The scorer is pure functions with no I/O in the hot path. All FDC food data is pre-processed once at startup into in-memory structures with O(1)O(1) token set membership.


8. False-Negative Analysis

The system prioritizes precision over recall. Some classes of valid matches may score below threshold:

  • Novel ingredients: User terms not in the synonym table and with no token overlap will score poorly. This is acceptable — false negatives flag for manual review; false positives silently corrupt data.
  • Abbreviations: "evoo" (extra virgin olive oil) has no token overlap with "Oil, olive" and will fail. The synonym table can be extended as abbreviations are discovered.
  • Misspellings: "oliv oil" loses one token's IDF weight. Jaro-Winkler provides partial recovery, but severe misspellings may drop below threshold.

The needs_review tier (0.40–0.79) exists precisely to surface these cases without auto-accepting them.


9. What This Architecture Does Not Do

  • No AI inference. Scoring is deterministic arithmetic on pre-tokenized sets.
  • No embedding similarity. There are no vectors, no cosine similarity, no semantic search.
  • No human-in-the-loop. The needs_review tier flags candidates for optional inspection but does not require it for the system to function.
  • No learning or drift. The category expectation lexicon and synonym table are versioned in source control. They change only through explicit code review.

In a domain where a 25x error in fat content could affect medical decisions, "the model thinks these are similar" is not an acceptable justification. Every match in this system can be explained by citing the exact token overlap, segment position, category match, and synonym confirmation that produced the score.


Appendix A — Nutrition-Specific Notes (Example Domain)

This appendix captures nutrition-specific examples and constraints. The core algorithm is domain-agnostic.

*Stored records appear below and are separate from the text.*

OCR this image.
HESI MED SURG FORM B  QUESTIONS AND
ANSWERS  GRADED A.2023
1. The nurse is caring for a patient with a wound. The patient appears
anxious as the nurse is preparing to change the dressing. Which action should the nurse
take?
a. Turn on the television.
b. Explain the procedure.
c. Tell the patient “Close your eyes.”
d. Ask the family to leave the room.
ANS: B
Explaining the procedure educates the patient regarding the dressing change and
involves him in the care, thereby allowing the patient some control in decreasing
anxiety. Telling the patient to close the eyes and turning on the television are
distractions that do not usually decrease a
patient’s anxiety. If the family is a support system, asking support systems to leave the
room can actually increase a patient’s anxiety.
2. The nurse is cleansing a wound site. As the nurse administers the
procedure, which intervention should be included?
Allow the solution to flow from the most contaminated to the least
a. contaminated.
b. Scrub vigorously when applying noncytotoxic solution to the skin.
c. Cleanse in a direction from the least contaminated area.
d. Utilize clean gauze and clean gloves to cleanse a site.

A.1 USDA FDC Inverted Naming Rules

FDC uses an inverted naming convention: "Oil, olive" instead of "olive oil." The system resolves this using domain knowledge sets:

  • Container categories (oil, spices, nuts, seeds, sauce, ...): "Oil, olive" → "olive oil"
  • Protein bases (chicken, beef, pork, ...): "Chicken, breast" → "chicken breast"
  • Product forms (flour, juice, oil, powder, ...): "Wheat, flour" → "wheat flour"
  • Poultry classifiers (broilers or fryers, roasting, ...): skipped to find actual cut

These sets are exported from the canonicalization layer and versioned in source control.

A.2 Tripwire Examples (Nutrition)

IngredientMust Map ToMust NOT Map To
"oil"Fats and Oils categoryBoiled/broiled foods
"butter"Butter, salted (Dairy)Cookies, butter (Baked)
"sugar"Sugar, turbinado (Sweets)Cookies, sugar (Baked)
"olive oil"Oil, olive (Fats and Oils)Olives, raw (Vegetables)
"olive"Olives, ripe (Fruits)Oil, olive (Fats and Oils)

A.3 Worked Example (Nutrition)

"olive oil" vs. "Oil, olive, salad or cooking" is a canonical case for token boundary safety and segment weighting.


Changelog

VersionDateChanges
1.02026-02Initial release. Domain-agnostic framing with nutrition appendix.